Всем было смешно: понравилось, как горланят казаки. Даже Егор уж не сердился на них. «Жизнь их собачья! – подумал он. – На Каме тоже зимой тракт. До продажи жен там не доходили, но из-за денег много было греха, и разврат кое-где заводится от городской жизни, – люди идут на все, лишь бы нажиться на чужом. А тут, видно, нрав людской еще жестче».
Егор подумал, что старосел на Додьге – птица одного полета с этими казаками, надо будет и с ним ухо держать востро. Тут он вспомнил оружейника Маркела Хабарова, который остался на устье Уссури. У того были другие разговоры и рассказы про другое…
ГЛАВА ШЕСТАЯ
На другой день погода установилась. С утра дул попутный ветер, и плоты шли под парусами. К полудню ветер стих, но казаки ручались, что если навалиться на греби, то к вечеру караван достигнет Додьги.
Был жаркий, гнетущий день. Солнце нещадно палило гребцов, обжигая до пузырей их лица и руки. Зной перебелил плахи на плотах и так нагрел их, что они жгли голые ноги.
Жар повис над водой, не давая подняться прохладе. Река как бы обессилела и, подавленная, затихла. По ней, не мутя глади, плыли навстречу каравану травянистые густо-зеленые луга-острова. Высокая и строгая колосистая трава, как рослая зеленая рожь, стояла над низкими глинистыми обрывами, и воды ясно, до единого колоса, отражали ее прохладную тень.
Было непривычно тихо. Казалось, жар горячими волнами набегал на лица гребцов, словно в неподвижном воздухе бушевала невидимая буря. Еще жарче стало, когда казаки подвели караван под утесистый берег. Зной, отражаясь от накаленных скал, томил людей двойной силой.
– Экое пекло! – жаловался, обливаясь потом, сидевший у огромного весла, почерневший от жары Барабанов. – Сгоришь живьем…
– Нырни в воду – полегчает! – шутил Кешка.
С травянистых островов на плоты налетело множество гнуса. Зудели комары, носились черные мушки, поблескивавшие слепни как бы неподвижно висели над плотами, намечая себе жертвы. Колючие усатые жучки больно ударялись с разлета в лица гребцов, гнус изъедал босые ноги, впивался в старые расчесы. Мошка роями вилась около коротких, осевшихся от стирок порток.
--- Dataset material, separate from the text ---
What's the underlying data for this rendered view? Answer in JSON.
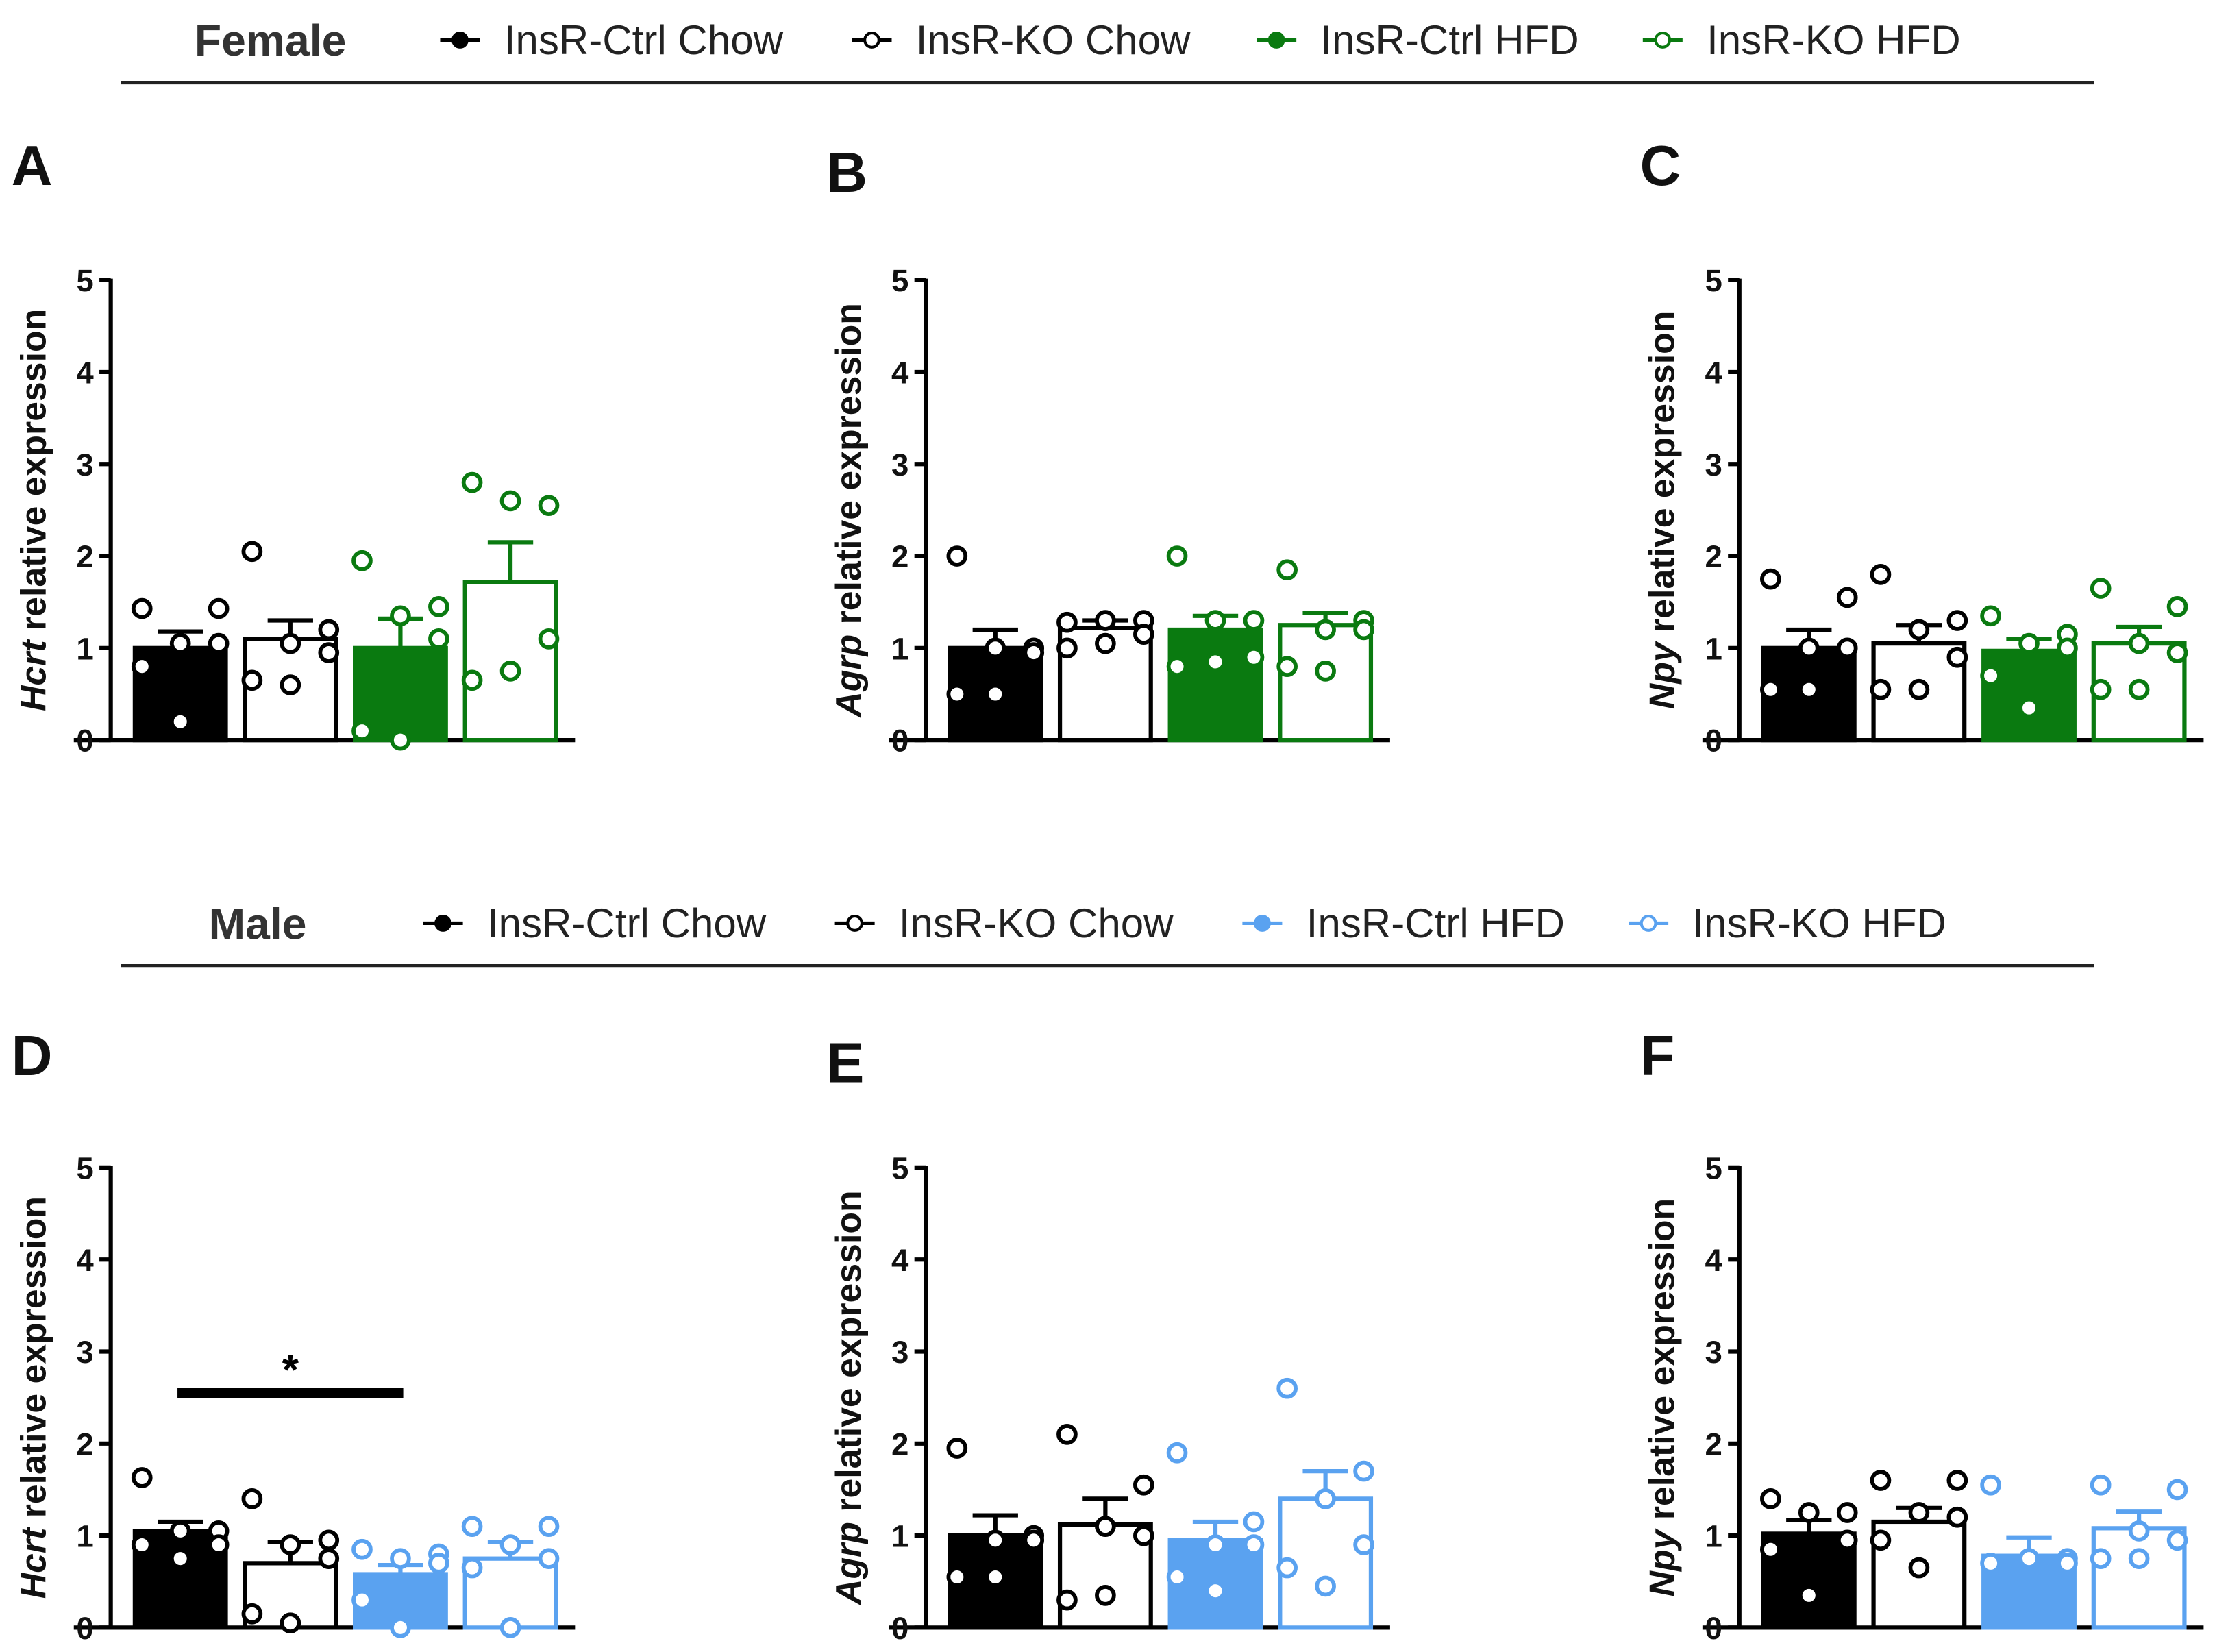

Время от времени Егор, бросив весло, хлопал себя ладонью по голым потным ногам, оставляя багрово-грязные потеки.
Мошки кругом было великое множество. В жару она стояла над плотами черной пылью, а к вечеру над протоками меж лугов слеталась зеленым туманом, на который глядеть было тошно. В зной она не жалила так жестоко, как слепни, но зато набивалась в уши, в рот, в глаза. Едва же подымалась вечерняя сырость, как мошка с жадностью изъедала на людях всякое неприкрытое место.
Чтобы спастись от гнуса, плывущие обматывали лица и головы тряпьем и платками. Дети укрывались под обширными пологами. На всех плотах дымились костры-дымокуры, сложенные из гнилушек. Слабая синь расстилалась над рекой от каравана.
Греби рвали воду, шесты лязгали о гальку, сопка за сопкой уплывали назад, дикие ржавые утесы становились все круче и выше, нагоняя тоску на мужиков. Вдруг течение с силой подхватило плоты. Каменный берег, выдавшийся далеко в реку и как бы заступивший путь в новую страну, быстро поплыл вправо, и взору переселенцев представилась обширная, как морской залив, речная излучина.
Река достигла тут ширины, еще не виданной переселенцами. Байкал они переходили по льду, а зимой он выглядит заснеженной степью. Сибирские реки в тех местах, где их переплывали переселенцы, ни в какое сравнение с Амуром не шли и еще под Хабаровкой померкли в их памяти.
Далеко-далеко, за прохладным простором ярко-синей плещущейся воды, над зелеными горбовинами левобережья, как замершие волны, стояли голубые хребты.
Легкий ветер засвежил запаленных гребцов, погнал комарье и мошку от их красных лиц. Из-под пологов на ветерок выползли ребятишки. На носу головной лодки показался барин.
– Во-он додьгинская-то релка обозначилась, видать ее! – оборачиваясь к плотам, крикнул Петрован с лодки, указывая на холмы.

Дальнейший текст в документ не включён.